Eating and drinking places* registered total sales of $90.8 billion on a seasonally adjusted basis in August, according to preliminary data from the U.S. Census Bureau. That was up 0.3% from July’s downward-revised sales volume of $90.5 billion.
August represented the sixth consecutive month of sales gains, with total restaurant spending rising 4.0% during this period. In comparison, total sales in non-restaurant retail sectors were up 1.0% during the last six months.
In inflation-adjusted terms, eating and drinking place sales were flat in August, as the 0.3% nominal sales gain was matched by a 0.3% increase in menu prices.
After adjusting for menu price inflation, eating and drinking place sales rose 1.8% between August 2022 and August 2023. While the trendline was modestly positive in recent months, August’s sales volume remained below January’s level in real terms.
Pent-up demand remains firm
Based on the National Restaurant Association’s measures of pent-up demand, consumers will likely continue to visit restaurants in the coming months – as long as they have the financial wherewithal to do so.
Forty-six percent of adults say they are not going out to restaurants as often as they would like, according to a survey fielded August 25-27, 2023. That was essentially on par with consumers’ reporting in surveys fielded during the previous 12 months.
Meanwhile, 36% of adults say they are not ordering takeout or delivery from restaurants as often as they would like. That was also similar to readings in the last several surveys.

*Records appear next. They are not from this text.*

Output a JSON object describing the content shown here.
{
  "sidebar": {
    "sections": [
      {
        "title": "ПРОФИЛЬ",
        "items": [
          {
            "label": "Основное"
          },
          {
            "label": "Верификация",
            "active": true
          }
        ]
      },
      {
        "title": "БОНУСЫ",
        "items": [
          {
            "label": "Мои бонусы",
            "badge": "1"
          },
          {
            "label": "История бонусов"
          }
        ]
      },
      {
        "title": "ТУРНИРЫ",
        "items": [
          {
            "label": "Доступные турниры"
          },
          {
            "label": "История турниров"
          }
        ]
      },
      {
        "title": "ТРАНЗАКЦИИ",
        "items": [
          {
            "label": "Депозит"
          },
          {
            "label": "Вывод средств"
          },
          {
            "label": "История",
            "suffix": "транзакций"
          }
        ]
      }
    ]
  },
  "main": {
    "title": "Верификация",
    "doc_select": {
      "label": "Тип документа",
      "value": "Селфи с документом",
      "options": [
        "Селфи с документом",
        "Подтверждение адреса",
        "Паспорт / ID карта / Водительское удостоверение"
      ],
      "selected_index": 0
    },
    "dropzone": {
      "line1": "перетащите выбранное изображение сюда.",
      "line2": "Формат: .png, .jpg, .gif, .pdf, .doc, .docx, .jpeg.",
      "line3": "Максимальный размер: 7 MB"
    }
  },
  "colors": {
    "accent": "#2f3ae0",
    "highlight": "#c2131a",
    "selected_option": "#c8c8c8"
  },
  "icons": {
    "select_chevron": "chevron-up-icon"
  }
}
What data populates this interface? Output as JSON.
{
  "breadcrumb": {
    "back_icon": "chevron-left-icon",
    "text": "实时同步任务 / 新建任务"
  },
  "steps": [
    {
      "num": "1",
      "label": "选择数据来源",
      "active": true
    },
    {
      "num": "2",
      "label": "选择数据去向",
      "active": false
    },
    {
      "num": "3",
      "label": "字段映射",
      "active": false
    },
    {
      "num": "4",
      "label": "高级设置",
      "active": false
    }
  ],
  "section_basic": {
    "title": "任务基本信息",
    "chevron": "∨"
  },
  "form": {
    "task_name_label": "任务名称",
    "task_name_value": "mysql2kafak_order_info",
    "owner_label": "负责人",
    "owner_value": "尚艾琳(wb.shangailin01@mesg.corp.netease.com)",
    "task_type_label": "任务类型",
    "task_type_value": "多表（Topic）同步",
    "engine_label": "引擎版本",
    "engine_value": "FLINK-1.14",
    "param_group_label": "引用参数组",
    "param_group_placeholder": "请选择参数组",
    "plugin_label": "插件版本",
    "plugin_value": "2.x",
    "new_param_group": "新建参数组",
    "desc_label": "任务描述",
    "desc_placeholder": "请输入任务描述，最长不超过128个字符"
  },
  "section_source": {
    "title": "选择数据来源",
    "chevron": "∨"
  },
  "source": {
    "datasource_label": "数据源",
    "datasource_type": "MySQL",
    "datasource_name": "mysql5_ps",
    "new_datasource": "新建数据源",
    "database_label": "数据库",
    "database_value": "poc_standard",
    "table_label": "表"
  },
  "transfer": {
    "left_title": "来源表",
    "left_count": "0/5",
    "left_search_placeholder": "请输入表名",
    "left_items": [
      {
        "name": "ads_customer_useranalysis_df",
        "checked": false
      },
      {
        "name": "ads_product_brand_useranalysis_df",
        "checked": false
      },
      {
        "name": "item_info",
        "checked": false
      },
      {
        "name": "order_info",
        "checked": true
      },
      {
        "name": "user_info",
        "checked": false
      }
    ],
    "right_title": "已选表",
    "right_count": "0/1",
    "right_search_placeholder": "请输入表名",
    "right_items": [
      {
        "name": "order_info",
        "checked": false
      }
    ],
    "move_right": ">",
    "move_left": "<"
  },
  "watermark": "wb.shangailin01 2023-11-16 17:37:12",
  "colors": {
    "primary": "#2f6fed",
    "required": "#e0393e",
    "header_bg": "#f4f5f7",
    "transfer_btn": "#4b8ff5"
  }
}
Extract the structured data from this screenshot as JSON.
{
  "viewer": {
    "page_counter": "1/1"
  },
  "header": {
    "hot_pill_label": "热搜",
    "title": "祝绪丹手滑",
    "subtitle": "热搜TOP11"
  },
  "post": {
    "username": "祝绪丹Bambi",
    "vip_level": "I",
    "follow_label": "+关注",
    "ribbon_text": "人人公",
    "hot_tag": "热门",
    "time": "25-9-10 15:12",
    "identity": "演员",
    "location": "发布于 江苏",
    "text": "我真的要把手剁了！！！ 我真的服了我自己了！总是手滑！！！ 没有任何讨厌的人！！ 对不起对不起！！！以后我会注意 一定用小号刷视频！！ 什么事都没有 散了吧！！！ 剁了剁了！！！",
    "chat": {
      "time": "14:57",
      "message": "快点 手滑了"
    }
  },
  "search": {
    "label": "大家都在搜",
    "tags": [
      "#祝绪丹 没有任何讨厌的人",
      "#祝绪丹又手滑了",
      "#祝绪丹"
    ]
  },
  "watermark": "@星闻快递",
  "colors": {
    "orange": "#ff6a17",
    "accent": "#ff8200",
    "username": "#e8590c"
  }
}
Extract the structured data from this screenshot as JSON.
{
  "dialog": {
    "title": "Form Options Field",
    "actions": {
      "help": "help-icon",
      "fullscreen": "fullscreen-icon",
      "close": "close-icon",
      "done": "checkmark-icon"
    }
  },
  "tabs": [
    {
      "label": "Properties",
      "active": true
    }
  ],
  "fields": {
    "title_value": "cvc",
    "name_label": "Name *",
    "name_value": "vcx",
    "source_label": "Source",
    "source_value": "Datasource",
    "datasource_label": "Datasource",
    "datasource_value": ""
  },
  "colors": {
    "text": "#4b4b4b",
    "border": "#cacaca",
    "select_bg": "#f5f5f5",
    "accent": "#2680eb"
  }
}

Not surprisingly, pent-up demand is higher among lower-income households, with 54% of consumers in households with income below $50,000 saying they would like to be going out to restaurants more frequently.
However, more than 1 in 3 adults living in households with income above $100,000 also say they are not dining out at restaurants as often as they would like.
Any amount of unfulfilled demand among higher-income households is a positive sign for restaurants, as this demographic group represents the majority of spending in the industry.
According to data from the Bureau of Labor Statistics, households with incomes of $200,000 or higher are responsible for 24% of the total spending on food away from home, while households with incomes between $100,000 and $199,999 account for 33% of industry spending.
Taken together, households with income above $100,000 are responsible for nearly 6 in 10 dollars spent in restaurants.
*Eating and drinking places are the primary component of the U.S. restaurant and foodservice industry, which prior to the coronavirus pandemic generated approximately 75% of total restaurant and foodservice sales. Monthly sales figures presented above represent total revenues at all eating and drinking place establishments. This differs from the National Restaurant Association’s sales projections, which represent food and beverage sales at establishments with payroll employees.